(Repeats the previous story for a wider readership without editing the text. The views expressed here are those of the author, columnist for Reuters.)
LAUNCESTON, Australia, Aug.5 (Reuters) – Another month, another weak result for crude oil in Asia, the world’s most consuming region, with July imports declining for a fourth out of five months as demand s’ weakens due to high prices and the ongoing coronavirus pandemic.
Asian imports for July were valued at 21.77 million bpd (bpd) by Refinitiv Oil Research, a 10-month low and down from 23.08 million bpd in June.
The weakness was led by China, the world’s largest importer, with July arrivals estimated at 9.21 million barrels per day, a seven-month low.
Kpler, who like Refinitiv estimates crude flows using vessel tracking and port data, was slightly more bullish on Chinese imports, putting July at 9.57 million bpd.
However, data from Kpler shows that Chinese imports for July were the lowest since February of last year.
China’s imports have been constrained by lower import quotas for independent refiners, but also by processors drawing on inventories accumulated last year when the price collapsed to a two-year low. decades amid the pandemic and a brief price war between major exporters from Saudi Arabia and Russia.
India, Asia’s second-largest importer, also experienced a weak result in July, with imports falling to 3.41 million barrels per day, which, according to Refinitiv data, is the second lowest since the start of assessments in 2015.
As the crude that arrived in July was bought, India was battling a new coronavirus outbreak, which, coupled with Brent crude futures enjoying strong gains, saw refiners cut back on buying.
Brent, the global benchmark futures contract, gained 50% between the end of last year and its peak so far this year at $ 77.84 per barrel on July 6.
It has since retreated to trade around $ 70.38 a barrel in Asia on Thursday, as the market grapples with competing narratives of growing demand in North America and Europe over weakening. Asian consumption, as well as the increase in supply from the OPEC + producer group.
If you were looking for a bright spot in Asia, your best bet would be South Korea, which is expected to overtake Japan as the region’s third largest importer of crude this year.
South Korea’s July imports were valued by Refinitiv at 2.67 million bpd, up from June’s 2.65 million bpd, making it the only one of the region’s six largest importers to post a monthly increase.
Japan’s imports fell to 1.86 million b / d in July from 1.94 million b / d in June, Taiwan held steady at 820,000 b / d while Singapore slipped to 960,000 b / d against 1.06 million in June.
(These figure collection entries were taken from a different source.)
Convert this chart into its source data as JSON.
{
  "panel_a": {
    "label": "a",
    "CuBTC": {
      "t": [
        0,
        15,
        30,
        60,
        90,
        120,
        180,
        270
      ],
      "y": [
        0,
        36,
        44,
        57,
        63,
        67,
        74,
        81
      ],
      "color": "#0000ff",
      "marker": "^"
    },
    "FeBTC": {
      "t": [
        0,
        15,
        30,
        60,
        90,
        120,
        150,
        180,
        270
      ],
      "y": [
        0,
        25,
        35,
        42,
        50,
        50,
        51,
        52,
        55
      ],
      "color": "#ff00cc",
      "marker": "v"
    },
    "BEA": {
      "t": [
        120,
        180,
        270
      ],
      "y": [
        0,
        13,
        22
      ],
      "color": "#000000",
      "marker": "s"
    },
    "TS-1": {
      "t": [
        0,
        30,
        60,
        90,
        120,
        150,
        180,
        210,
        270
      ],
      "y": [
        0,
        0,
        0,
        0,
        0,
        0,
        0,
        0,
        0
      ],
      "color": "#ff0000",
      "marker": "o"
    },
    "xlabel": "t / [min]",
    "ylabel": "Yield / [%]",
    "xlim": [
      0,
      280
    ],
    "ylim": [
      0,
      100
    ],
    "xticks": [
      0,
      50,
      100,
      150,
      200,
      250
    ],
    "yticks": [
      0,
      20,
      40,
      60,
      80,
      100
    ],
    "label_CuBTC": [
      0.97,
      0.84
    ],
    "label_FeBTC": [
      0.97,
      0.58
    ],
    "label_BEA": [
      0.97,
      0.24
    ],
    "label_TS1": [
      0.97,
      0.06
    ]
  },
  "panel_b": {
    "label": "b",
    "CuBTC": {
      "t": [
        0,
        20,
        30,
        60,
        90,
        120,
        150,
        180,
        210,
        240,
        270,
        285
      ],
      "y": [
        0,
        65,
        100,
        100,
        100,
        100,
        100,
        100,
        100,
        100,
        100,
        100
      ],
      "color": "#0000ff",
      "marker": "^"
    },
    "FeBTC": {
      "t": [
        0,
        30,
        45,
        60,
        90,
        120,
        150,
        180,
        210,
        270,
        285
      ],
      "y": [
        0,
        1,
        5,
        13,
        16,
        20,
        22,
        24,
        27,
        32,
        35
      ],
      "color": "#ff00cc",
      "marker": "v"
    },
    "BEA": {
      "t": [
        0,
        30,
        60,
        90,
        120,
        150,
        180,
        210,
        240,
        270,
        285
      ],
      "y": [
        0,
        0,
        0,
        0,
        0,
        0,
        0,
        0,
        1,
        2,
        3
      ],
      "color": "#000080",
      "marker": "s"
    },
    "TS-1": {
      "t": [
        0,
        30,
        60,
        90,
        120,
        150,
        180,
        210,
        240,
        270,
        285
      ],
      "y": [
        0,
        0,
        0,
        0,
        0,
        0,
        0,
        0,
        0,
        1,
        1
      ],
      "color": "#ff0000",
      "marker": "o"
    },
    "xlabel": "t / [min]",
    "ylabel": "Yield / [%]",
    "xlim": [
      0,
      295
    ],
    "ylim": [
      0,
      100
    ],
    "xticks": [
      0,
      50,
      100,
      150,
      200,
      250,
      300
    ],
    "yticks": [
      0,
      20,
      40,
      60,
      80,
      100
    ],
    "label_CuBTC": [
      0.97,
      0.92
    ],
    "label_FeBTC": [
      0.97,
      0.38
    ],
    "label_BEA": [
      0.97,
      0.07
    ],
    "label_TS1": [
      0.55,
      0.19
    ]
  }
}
The overall picture that emerges is where demand from Asia simply cannot be reconciled with bullish talk.
It has been on a downward trend for all of 2021, and with several major economies in the region still grappling with the pandemic, it would be difficult to argue that a rebound is imminent.
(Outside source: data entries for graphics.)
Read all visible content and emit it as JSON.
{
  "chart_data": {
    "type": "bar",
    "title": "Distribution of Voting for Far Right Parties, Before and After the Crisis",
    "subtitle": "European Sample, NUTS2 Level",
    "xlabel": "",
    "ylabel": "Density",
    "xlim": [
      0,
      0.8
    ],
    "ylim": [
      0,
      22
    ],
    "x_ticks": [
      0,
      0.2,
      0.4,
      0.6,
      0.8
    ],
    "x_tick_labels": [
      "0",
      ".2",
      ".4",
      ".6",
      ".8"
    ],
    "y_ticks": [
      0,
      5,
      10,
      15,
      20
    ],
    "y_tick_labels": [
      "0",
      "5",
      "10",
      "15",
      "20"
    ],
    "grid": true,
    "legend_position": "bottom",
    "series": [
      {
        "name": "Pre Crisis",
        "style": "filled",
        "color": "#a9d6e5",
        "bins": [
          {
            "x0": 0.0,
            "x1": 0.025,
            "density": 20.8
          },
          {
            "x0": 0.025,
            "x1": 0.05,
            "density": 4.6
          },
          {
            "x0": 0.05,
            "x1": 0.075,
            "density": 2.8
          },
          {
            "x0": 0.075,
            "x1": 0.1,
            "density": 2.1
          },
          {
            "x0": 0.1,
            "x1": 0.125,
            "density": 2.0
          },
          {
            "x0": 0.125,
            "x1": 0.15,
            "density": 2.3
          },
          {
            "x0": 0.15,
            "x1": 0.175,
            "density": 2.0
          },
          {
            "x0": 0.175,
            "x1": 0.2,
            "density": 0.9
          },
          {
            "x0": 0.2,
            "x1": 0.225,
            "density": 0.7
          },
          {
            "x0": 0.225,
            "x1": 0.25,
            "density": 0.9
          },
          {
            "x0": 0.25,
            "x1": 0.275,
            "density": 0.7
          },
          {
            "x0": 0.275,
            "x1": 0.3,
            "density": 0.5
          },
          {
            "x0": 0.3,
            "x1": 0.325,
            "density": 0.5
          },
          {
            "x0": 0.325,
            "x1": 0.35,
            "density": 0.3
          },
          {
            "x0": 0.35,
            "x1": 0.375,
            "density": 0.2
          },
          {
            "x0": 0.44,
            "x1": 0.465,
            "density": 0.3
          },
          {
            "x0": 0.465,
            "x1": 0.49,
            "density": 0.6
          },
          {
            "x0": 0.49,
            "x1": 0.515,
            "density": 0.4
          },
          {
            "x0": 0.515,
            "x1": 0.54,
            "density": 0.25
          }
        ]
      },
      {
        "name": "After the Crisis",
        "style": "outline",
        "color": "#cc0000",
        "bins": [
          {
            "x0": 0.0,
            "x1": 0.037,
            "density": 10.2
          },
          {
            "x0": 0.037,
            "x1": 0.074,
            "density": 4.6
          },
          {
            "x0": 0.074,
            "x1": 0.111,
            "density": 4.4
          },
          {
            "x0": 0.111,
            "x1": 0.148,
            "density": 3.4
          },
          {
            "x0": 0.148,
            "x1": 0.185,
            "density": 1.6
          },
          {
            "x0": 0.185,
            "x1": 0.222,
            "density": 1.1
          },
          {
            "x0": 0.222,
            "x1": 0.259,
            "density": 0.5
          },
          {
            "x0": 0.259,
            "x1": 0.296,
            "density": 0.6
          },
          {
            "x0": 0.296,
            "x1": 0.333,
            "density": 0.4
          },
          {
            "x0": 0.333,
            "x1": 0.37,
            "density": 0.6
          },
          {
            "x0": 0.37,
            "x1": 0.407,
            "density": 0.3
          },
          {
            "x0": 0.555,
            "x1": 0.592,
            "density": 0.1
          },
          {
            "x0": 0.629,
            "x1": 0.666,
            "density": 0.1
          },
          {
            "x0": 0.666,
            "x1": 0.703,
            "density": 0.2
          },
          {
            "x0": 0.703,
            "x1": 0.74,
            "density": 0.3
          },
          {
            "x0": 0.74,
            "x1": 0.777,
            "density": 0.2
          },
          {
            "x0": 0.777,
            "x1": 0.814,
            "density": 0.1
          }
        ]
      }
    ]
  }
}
For Asia’s crude imports to recover, demand will need to return to at least pre-pandemic levels, and this will only happen when economies are fully reopened and regional travel resumes.
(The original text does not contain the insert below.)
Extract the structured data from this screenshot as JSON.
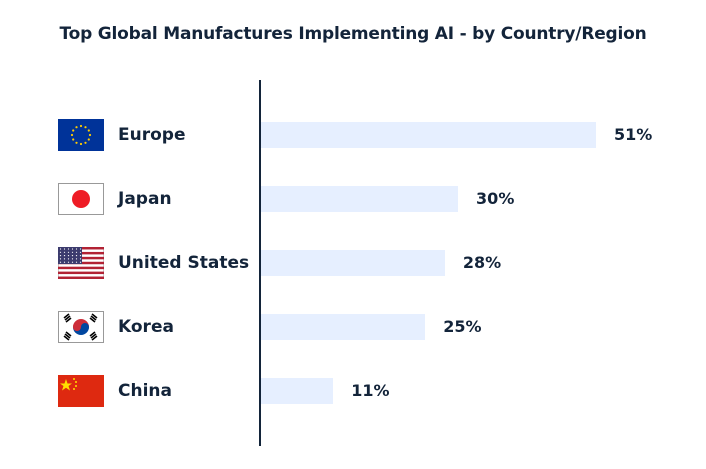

The slow rollout of immunization in many Asian countries is incompatible with the region’s economies fully reopening anytime soon, which means demand for crude could be reduced for several months to come.
However, if the additional supply from OPEC +, which agreed to add 400,000 bpd per month from August to December, serves to lower prices, it will help stimulate demand from Asia, especially from importers. sensitive to prices such as India and China.